The Trump administration today gave notice that it will further delay the effective date of a regulation related to the buying and selling of livestock, a move applauded by the National Pork Producers Council, which opposes the Obama-era rule. It also will take public comments on what to do with the regulation.

The so-called Farmer Fair Practices Rules, written by the U.S. Department of Agriculture’s Grain Inspection, Packers and Stockyards Administration (GIPSA), includes two proposed regulations and an interim final rule, the latter of which now is set to become effective Oct. 19.

“We’re extremely pleased that the Trump administration has extended the time it has to review this regulation and the public comments on it, which will show the devastating effects this rule would have on America’s pork producers,” said NPPC President Ken Maschhoff, a pork producer from Carlyle, Ill. “The regulation likely would restrict the buying and selling of livestock, lead to consolidation of the livestock industry - putting farmers out of business - and increase consumer prices for meat.”

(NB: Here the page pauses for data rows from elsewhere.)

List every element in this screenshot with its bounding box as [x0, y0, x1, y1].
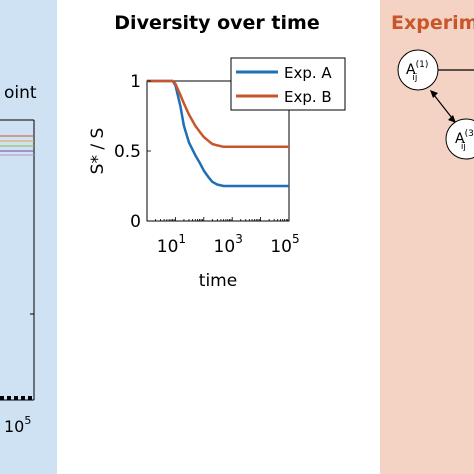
- node-a3: [445, 118, 474, 160]
- plot-lines: [147, 79, 289, 188]
- right-panel-title-fragment: Experim: [391, 12, 474, 34]
- x-axis-label: time: [199, 271, 237, 291]
- x-tick-label: 101: [157, 232, 186, 257]
- left-panel: oint 105: [0, 0, 57, 474]
- arrowhead-node1: [430, 90, 438, 98]
- node-a1: [397, 49, 439, 91]
- x-tick-label: 103: [214, 232, 243, 257]
- left-plot-level-lines: [0, 135, 34, 156]
- node-a1-label: A(1) ij: [406, 60, 428, 83]
- y-tick-label: 0: [130, 212, 141, 232]
- arrowhead-node3: [448, 115, 456, 123]
- x-tick-label: 105: [270, 232, 299, 257]
- y-ticks: 00.51: [114, 72, 151, 232]
- legend-label-exp-b: Exp. B: [284, 88, 332, 106]
- left-panel-title-fragment: oint: [4, 83, 37, 103]
- y-axis-label: S* / S: [88, 128, 108, 175]
- middle-panel: Diversity over time 101 103 105 00.51 time…: [88, 12, 346, 291]
- series-line-exp-a: [147, 79, 289, 188]
- y-tick-label: 0.5: [114, 142, 141, 162]
- y-tick-label: 1: [130, 72, 141, 92]
- right-panel: Experim A(1) ij A(3 ij: [380, 0, 474, 474]
- x-ticks: 101 103 105: [146, 217, 300, 257]
- legend: Exp. A Exp. B: [230, 57, 346, 111]
- arrow-node1-node3: [433, 94, 453, 119]
- legend-box: [230, 57, 346, 111]
- legend-label-exp-a: Exp. A: [284, 64, 332, 82]
- left-panel-background: [0, 0, 57, 474]
- series-line-exp-b: [147, 79, 289, 149]
- chart-title: Diversity over time: [114, 12, 319, 34]
- node-a3-label: A(3 ij: [455, 129, 474, 152]
- left-x-tick-label: 105: [4, 414, 31, 436]
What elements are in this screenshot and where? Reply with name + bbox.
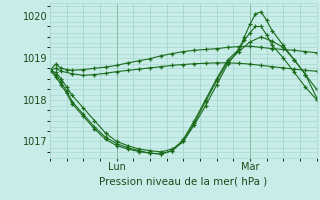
X-axis label: Pression niveau de la mer( hPa ): Pression niveau de la mer( hPa ) <box>99 177 268 187</box>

A notice in tomorrow’s Federal Register will indicate USDA is delaying the April 22 effective date for the interim final rule by 180 days and setting a 60-day comment period - from April 12 to June 10 - on whether to further delay or withdraw it. Just days into his presidency, President Trump extended for 60 days the public comment deadline on and Feb. 21 effective date of the Farmer Fair Practices Rules.

“The administration recognizes the importance of this issue to livestock farmers,” Maschhoff said, “and it’s following through with its pledge to look at regulations that would negatively affect people and the economy. Now we need to withdraw this bad regulation.”

NPPC is most concerned with the interim final rule, which would broaden the scope of the Packers and Stockyards Act (PSA) of 1921 related to using “unfair, unjustly discriminatory or deceptive practices” and to giving “undue or unreasonable preferences or advantages.” Specifically, the regulation would deem such actions per se violations of federal law even if they didn’t harm competition or cause competitive injury, prerequisites for winning PSA cases.

USDA in 2010 proposed several PSA provisions - collectively known as the GIPSA Rule - that Congress mandated in the 2008 Farm Bill; eliminating the need to prove a competitive injury to win a PSA lawsuit was not one of them. In fact, Congress rejected such a “no competitive injury” provision during debate on the Farm Bill. Additionally, eight federal appeals courts have held that harm to competition must be an element of a PSA case.

“Eliminating the need to prove injury to competition would prompt an explosion in PSA lawsuits by turning every contract dispute into a federal case subject to triple damages,” Maschhoff said. “The inevitable costs associated with that and the legal uncertainty it would create could lead to further vertical integration of our industry and drive packers to own more of their own hogs.